Jonathan R. Jenkins (June 17, 1926 – June 30, 1999) was an American professional football tackle who played two seasons in the National Football League (NFL) and All-America Football Conference (AAFC) with the Baltimore Colts and New York Yanks. He played college football at Dartmouth College.

==Early life and college==
Jonathan R. Jenkins was born on June 17, 1926, in Frostburg, Maryland. He attended St. Christopher's Academy in Richmond, Virginia.

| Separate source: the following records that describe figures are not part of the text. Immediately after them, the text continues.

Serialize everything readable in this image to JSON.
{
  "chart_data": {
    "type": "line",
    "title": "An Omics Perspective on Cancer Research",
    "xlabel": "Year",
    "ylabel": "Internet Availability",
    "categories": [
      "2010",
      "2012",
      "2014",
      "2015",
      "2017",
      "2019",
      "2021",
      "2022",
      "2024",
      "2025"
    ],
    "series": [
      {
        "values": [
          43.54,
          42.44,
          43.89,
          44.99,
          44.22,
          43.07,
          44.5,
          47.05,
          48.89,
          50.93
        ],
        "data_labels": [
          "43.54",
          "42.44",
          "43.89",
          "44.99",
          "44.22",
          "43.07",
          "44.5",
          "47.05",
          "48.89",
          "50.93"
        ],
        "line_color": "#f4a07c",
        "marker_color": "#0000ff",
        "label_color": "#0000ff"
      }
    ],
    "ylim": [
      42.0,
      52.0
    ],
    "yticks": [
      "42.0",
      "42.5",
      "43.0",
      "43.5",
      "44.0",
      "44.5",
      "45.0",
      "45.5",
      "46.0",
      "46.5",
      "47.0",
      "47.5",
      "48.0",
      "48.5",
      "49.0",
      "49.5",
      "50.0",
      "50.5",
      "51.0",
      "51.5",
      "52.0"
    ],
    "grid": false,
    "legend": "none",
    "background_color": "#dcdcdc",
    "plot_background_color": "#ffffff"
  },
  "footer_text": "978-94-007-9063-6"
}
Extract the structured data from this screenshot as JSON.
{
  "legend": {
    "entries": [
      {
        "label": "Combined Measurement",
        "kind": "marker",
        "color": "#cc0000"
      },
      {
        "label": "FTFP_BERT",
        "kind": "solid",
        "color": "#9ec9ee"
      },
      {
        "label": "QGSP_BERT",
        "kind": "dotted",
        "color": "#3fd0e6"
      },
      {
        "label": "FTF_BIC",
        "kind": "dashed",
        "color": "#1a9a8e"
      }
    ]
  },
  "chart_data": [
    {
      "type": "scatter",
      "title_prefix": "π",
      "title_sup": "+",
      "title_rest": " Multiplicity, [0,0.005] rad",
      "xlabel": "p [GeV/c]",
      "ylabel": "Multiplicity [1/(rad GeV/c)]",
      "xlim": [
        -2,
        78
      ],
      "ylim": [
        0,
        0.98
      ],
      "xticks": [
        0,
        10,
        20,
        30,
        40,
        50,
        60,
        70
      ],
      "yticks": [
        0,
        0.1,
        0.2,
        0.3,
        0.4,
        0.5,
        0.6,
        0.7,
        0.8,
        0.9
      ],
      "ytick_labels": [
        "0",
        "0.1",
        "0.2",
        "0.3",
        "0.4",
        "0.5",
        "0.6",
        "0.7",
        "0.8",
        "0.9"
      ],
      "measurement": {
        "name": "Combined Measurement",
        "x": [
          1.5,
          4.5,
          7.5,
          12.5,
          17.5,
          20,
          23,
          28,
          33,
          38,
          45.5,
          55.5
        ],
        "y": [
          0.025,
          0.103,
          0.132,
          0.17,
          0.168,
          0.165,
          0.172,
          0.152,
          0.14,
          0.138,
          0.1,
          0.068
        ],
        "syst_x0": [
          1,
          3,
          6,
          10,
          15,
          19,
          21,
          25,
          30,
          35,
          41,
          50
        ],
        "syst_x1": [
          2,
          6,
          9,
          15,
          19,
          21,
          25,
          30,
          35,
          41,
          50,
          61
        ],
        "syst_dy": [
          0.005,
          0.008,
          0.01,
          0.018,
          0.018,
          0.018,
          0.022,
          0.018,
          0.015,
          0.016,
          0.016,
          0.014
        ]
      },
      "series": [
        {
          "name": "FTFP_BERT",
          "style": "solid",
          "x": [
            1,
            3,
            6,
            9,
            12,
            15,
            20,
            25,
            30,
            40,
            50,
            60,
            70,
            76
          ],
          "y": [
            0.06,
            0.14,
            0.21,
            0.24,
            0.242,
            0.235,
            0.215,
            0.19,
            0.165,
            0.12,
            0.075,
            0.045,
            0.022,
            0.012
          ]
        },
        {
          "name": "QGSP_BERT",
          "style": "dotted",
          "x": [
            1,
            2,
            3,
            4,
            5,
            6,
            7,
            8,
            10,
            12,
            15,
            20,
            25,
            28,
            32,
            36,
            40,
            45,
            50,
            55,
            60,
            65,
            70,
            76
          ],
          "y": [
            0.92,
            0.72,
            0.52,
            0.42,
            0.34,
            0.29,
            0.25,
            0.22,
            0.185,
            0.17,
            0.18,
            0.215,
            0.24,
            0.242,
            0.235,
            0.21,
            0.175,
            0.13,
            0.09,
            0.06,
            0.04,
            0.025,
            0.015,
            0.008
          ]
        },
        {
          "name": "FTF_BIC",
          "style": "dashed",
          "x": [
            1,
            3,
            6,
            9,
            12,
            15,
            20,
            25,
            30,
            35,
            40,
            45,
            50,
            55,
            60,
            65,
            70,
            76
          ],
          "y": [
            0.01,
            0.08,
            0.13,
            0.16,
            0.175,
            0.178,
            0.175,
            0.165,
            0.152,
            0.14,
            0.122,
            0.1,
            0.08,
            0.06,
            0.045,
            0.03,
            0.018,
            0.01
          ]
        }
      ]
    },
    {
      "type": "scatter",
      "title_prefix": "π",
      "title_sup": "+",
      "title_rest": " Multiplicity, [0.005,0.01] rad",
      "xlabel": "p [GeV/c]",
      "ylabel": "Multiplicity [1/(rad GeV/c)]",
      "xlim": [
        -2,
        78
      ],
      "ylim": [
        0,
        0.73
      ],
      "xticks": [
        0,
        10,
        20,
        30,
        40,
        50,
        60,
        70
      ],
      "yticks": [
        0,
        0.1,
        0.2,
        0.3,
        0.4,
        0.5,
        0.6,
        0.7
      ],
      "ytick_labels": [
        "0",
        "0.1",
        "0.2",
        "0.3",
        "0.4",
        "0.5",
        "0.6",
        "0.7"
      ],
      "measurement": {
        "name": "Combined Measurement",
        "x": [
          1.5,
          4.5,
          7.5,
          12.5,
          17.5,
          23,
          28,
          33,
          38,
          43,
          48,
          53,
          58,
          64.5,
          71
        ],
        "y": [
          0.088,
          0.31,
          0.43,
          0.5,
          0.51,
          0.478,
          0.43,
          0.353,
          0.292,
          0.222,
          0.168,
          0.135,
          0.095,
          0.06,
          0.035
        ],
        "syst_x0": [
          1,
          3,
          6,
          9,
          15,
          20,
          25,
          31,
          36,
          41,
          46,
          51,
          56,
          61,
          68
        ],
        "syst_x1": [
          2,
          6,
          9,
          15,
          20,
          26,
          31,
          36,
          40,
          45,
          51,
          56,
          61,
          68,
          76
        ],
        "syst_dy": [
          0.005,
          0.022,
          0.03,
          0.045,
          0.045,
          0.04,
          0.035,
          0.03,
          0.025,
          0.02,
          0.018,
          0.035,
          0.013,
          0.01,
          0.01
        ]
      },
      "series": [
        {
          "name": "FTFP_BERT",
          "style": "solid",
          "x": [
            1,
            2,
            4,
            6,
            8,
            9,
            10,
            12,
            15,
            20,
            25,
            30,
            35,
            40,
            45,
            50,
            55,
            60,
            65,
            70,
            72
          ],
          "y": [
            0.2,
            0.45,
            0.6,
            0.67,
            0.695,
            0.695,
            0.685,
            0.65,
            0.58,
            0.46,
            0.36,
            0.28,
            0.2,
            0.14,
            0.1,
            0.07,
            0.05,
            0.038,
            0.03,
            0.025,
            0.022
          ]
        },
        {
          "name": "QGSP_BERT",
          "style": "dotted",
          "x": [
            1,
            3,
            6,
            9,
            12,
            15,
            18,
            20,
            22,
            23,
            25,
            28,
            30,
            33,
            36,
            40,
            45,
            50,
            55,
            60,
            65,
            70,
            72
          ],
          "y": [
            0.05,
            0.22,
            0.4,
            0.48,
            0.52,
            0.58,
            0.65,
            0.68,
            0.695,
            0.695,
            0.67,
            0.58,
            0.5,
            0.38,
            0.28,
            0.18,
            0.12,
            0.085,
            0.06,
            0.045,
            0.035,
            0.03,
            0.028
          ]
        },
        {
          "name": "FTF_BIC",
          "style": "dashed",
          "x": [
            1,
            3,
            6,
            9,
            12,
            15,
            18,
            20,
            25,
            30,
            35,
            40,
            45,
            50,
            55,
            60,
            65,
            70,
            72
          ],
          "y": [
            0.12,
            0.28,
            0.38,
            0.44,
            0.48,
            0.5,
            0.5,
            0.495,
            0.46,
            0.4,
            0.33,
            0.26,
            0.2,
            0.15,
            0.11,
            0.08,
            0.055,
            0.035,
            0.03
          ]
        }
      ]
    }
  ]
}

Jenkins was a member of the Dartmouth Big Green from 1945 to 1948 and a three-year letterman from 1946 to 1948. He was named second-team All-Eastern by the Associated Press his senior year in 1948. He was inducted into Dartmouth's athletics hall of fame in 2004.

==Professional career==
Jenkins was selected by the Philadelphia Eagles in the ninth round, with the 91st overall pick, of the 1949 NFL draft, and by the Baltimore Colts in the 15th round, with the 113th overall pick, of the 1949 AAFC draft. He chose to sign with the Colts. He played in 11 games, starting three, for the Colts during the 1949 season. Jenkins became a free agent after the season and re-signed with the Colts, who were now a member of the NFL, on July 11, 1950. He was released on September 12 but re-signed soon after. He then appeared in three games for the Colts in 1950 before being released on October 3, 1950.

Jenkins was signed by the New York Yanks of the NFL on October 10, 1950. He played in one game for the Yanks before his release on October 21, 1950.

==Personal life==
Jenkins died on June 30, 1999, in Frostburg.